1 New Features and Enhancements

The following topics describe new features and enhancements for Oracle® Communications Security Shield Cloud Service releases.

24.0.4.0.0 May 2024

The following information describes the new content and behavior delivered in the latest Oracle® Communications Security Shield Cloud Service (Security Shield) release.

The following table describes the enhancements in the Security Shield 24.0.4.0.0 release.

Table 1-1 New Features and Enhancements

Features and Enhancements Description
Cloud Communication Service Supports TLS 1.3
The Cloud Communication Service ( CSS) supports TLS 1.3 in addition to the versions currently supported.
  • Customers installing CCS for the first time do not need to do anything specific.
  • Existing customers who are updating their CCS version need to modify their cfg/cfg.json file with the following changes, marked in bold, before activating the new CCS.

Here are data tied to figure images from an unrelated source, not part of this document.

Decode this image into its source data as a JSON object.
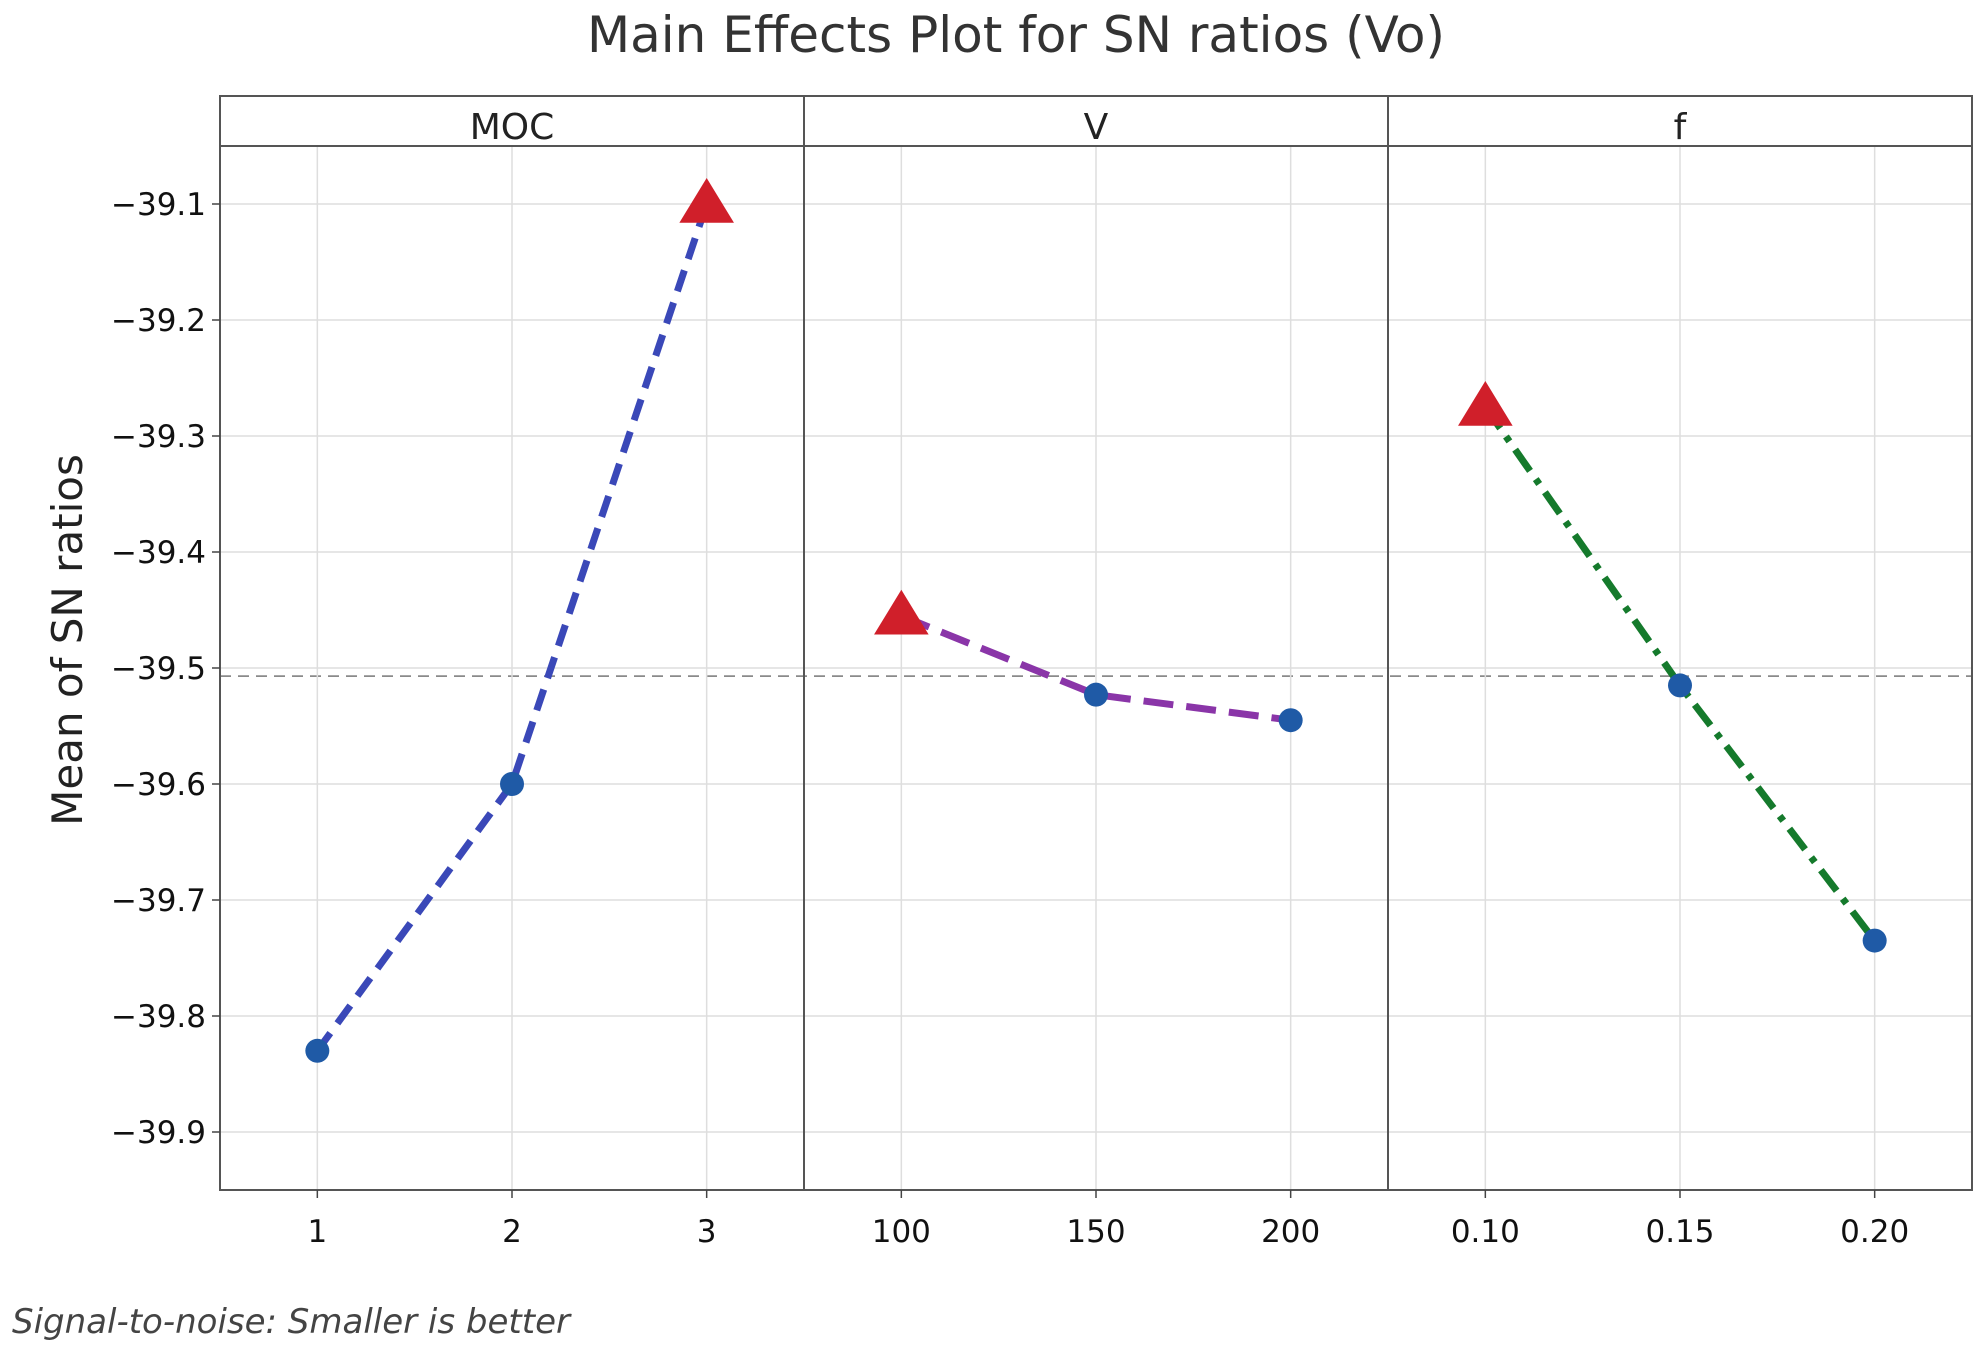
{
  "chart_data": {
    "type": "line",
    "title": "Main Effects Plot for SN ratios (Vo)",
    "ylabel": "Mean of SN ratios",
    "ylim": [
      -39.95,
      -39.05
    ],
    "yticks": [
      -39.9,
      -39.8,
      -39.7,
      -39.6,
      -39.5,
      -39.4,
      -39.3,
      -39.2,
      -39.1
    ],
    "ytick_labels": [
      "−39.9",
      "−39.8",
      "−39.7",
      "−39.6",
      "−39.5",
      "−39.4",
      "−39.3",
      "−39.2",
      "−39.1"
    ],
    "grid": true,
    "reference_line": -39.507,
    "footnote": "Signal-to-noise: Smaller is better",
    "panels": [
      {
        "name": "MOC",
        "categories": [
          "1",
          "2",
          "3"
        ],
        "values": [
          -39.83,
          -39.6,
          -39.1
        ],
        "best_index": 2,
        "color": "#3a48b8",
        "dash": "dashed"
      },
      {
        "name": "V",
        "categories": [
          "100",
          "150",
          "200"
        ],
        "values": [
          -39.455,
          -39.523,
          -39.545
        ],
        "best_index": 0,
        "color": "#8a35a8",
        "dash": "long-dashed"
      },
      {
        "name": "f",
        "categories": [
          "0.10",
          "0.15",
          "0.20"
        ],
        "values": [
          -39.275,
          -39.515,
          -39.735
        ],
        "best_index": 0,
        "color": "#157a2c",
        "dash": "dash-dot"
      }
    ],
    "marker_color": "#1f5aa6",
    "best_marker_color": "#d01f2a"
  }
}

Instructions for Modifying the cfg/cfg.json File

"LAN": { "Server-Addr": "0.0.0.0", "Server-Port": 8000,
"TLS-Cipher-Suite": "ECDHE-RSA-AES128-GCM-SHA256:ECDHE-RSA-AES256-GCM-SHA384:DHE-RSA-AES128-GCM-SHA256:DHE-RSA-AES256-GCM-SHA384",
 <<<------ Weak ciphers are removed  "TLSv13-Cipher-Suite": "TLS_AES_128_GCM_SHA256:TLS_AES_256_GCM_SHA384", 
<<<------ New line added "TLS-Server-Cert": "./ssl/lan-cert.pem", "TLS-Server-Key": "./ssl/lan-key.pem", "TLS-Server-DH": "./ssl/dh2048.pem", "TLS-Client-CA-Path": "./ssl/ca", "TLS-Client-Verify": true, "API-Key-Verify": true }, 
"WAN": { "Server-FQDN": "ccs.tesla.com", "Server-Addr": "0.0.0.0", "Server-Port": 443,
"TLS-Cipher-Suite": "ECDHE-RSA-AES128-GCM-SHA256:ECDHE-RSA-AES256-GCM-SHA384", 
"TLSv13-Cipher-Suite": "TLS_AES_128_GCM_SHA256:TLS_AES_256_GCM_SHA384", 
<<<------ New line added "TLS-Server-Cert": "./ssl/wan-cert.pem", "TLS-Server-Key": "./ssl/wan-key.pem", "TLS-Server-DH": "./ssl/dh2048.pem", "TLS-Client-CA-Path": "./ssl/ca", "TLS-Client-Verify": true, "IDCS-FQDN": "idcs.oraclecloud.com", "IDCS-Port": 443, "IDCS-Tenant-ID": "idcs-tenant-id", "IDCS-Verify": true }

24.0.0.0.0 February 2024

The following information describes the new content and behavior delivered in the latest Oracle® Communications Security Shield Cloud Service (Security Shield) release.

The following table describes the new features and enhancements in the Security Shield 24.0.0.0.0 release.

Table 1-2 New Features and Enhancements

Features and Enhancements Description
Updated User Interface (continued)

Oracle continued updating the Security Shield User Interface (UI) to align with Oracle styles and standards. You may notice slight variations in behavior, which are documented in the User's Guide along with new screen captures of the affected UI.

New Scoreboard for Trusted Enterprise Calls

Oracle added the new Answered Outbound Calls scoreboard metric card to the Dashboard to support the Trusted Enterprise Calls subscription.

The Answered Outbound Calls scoreboard metric card displays the number of outbound calls that were answered, and when selected, a dashboard with the following content displays:
  • Call answer rate—Shows the percentage of the number of outbound calls that were answered in the last 24 hours.
  • Top outbound numbers by call volume—Shows the top fifteen attested outbound phone numbers and the top fifteen unattested outbound phone numbers that were answered in the last 24 hours.
  • Average call duration by type—Shows the average duration of attested and unattested calls in minutes and notes the percentage of difference between the two in the last 24 hours.

See "The Dashboard" chapter in the User's Guide.

Short Number Processing Enhancement

To provide better results from phone number lookups, Oracle enhanced the lookup behavior for inbound calls as follows:

  • When a phone number contains fewer than seven digits, Security Shield will not perform the number lookup. In this way Security Shield avoids generating a lookup response with a high risk because the number does not comply with number plans, which can reduce false positive results.
Always Send the P-OCSS-Call-Info Header

Security Shield includes the P-OCSS-Call-Info header regardless of the lookup response so you can rely on the P-OCSS-Call-Info header for call treatment.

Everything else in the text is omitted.